In Übereinstimmung mit dem psychiatrischen Sachverständigen hat das Landgericht bei der Angeklagten eine anhaltende wahnhafte Störung angenommen. Differentialdiagnostisch könne es sich auch um eine paranoide Schizophrenie handeln. Im Rahmen des Krankheitsbildes zeigten sich bei der Angeklagten ein Liebes-, Verfolgungs- und Beziehungswahn. Die Angeklagte leide an Störungen des formalen Gedankenganges und eventuell an akustischen Halluzinationen. Sie habe die Taten in einem Zustand der wachsenden inneren Angst und Bedrängnis gegenüber der von ihr erlebten Verfolgung sowie in einem Zustand zunehmender Aggressivität angesichts der Frustration nicht erwiderter Liebe begangen. "Ihr Denken sei ganz durch ihr Wahnsystem bestimmt worden und sie habe keine Handlungsalternativen mehr gesehen." Mit dem Sachverständigen hat die Kammer aufgrund dieser Diagnose eine erhebliche Verminderung der Steuerungsfähigkeit bei Tatbegehung angenommen, eine Aufhebung der Steuerungsfähigkeit jedoch ohne nähere Begründung ausgeschlossen.

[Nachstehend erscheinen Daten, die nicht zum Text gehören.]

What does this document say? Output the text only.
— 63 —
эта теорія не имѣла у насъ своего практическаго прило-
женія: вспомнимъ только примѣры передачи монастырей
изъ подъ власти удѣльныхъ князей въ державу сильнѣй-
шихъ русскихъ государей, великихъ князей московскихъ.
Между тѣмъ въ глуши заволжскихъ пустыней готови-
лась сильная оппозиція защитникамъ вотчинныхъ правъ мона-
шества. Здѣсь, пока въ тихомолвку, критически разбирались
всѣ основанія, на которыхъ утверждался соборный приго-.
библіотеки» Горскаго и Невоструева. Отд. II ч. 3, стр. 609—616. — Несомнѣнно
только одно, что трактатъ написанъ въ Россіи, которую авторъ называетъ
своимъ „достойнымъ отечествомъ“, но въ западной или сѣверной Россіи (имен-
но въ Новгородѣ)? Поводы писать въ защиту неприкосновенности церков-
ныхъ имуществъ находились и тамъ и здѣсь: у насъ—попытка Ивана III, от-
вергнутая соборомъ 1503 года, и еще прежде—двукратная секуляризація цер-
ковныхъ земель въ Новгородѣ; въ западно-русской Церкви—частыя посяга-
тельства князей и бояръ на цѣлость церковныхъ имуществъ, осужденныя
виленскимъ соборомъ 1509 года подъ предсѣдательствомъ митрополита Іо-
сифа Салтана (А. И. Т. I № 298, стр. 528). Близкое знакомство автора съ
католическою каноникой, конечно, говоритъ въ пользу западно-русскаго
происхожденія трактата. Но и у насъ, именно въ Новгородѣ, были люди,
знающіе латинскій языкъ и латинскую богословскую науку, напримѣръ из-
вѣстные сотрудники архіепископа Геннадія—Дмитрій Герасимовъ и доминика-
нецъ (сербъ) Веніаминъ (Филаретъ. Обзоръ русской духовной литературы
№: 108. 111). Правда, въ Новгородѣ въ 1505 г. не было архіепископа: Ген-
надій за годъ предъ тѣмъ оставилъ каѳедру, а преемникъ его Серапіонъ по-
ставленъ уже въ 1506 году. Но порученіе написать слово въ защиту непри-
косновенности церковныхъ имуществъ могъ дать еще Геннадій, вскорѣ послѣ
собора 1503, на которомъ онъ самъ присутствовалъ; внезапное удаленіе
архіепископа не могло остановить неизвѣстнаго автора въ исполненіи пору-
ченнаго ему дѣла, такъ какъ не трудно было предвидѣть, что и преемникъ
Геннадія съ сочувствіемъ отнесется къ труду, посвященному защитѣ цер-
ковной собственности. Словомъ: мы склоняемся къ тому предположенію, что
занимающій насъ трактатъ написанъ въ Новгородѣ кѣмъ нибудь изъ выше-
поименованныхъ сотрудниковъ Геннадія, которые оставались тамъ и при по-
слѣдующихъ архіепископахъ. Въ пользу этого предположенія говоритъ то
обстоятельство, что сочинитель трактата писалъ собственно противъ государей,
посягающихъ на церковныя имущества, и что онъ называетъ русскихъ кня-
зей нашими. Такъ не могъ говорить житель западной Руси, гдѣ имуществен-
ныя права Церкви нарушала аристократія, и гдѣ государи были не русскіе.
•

Angesichts dieser Diagnose und der von Wahnerleben geprägten Taten ist ein Ausschluss der Steuerungsfähigkeit bei Tatbegehung nicht tragfähig begründet. Dies muss zur Aufhebung des Urteils führen. Der neue Tatrichter wird - auch unter Beachtung der Ausführungen in der Antragsschrift der Bundesanwaltschaft - bei erneuter Prüfung der Voraussetzungen des § 63 StGB naheliegend nicht nur die früheren therapeutischen Interventionen, sondern auch die jüngste Entwicklung der Verhältnisse der Angeklagten hinreichend zu beachten haben. Zudem ist wegen der besonders schwerwiegenden Folgen einer solchen Maßregel eine sorgfältige Auseinandersetzung mit dem Grad der Wahrscheinlichkeit künftiger schwerer Störungen des Rechtsfriedens erforderlich (vgl. BGH, Beschluss vom 26. Mai 1992 - 5 StR 203/92).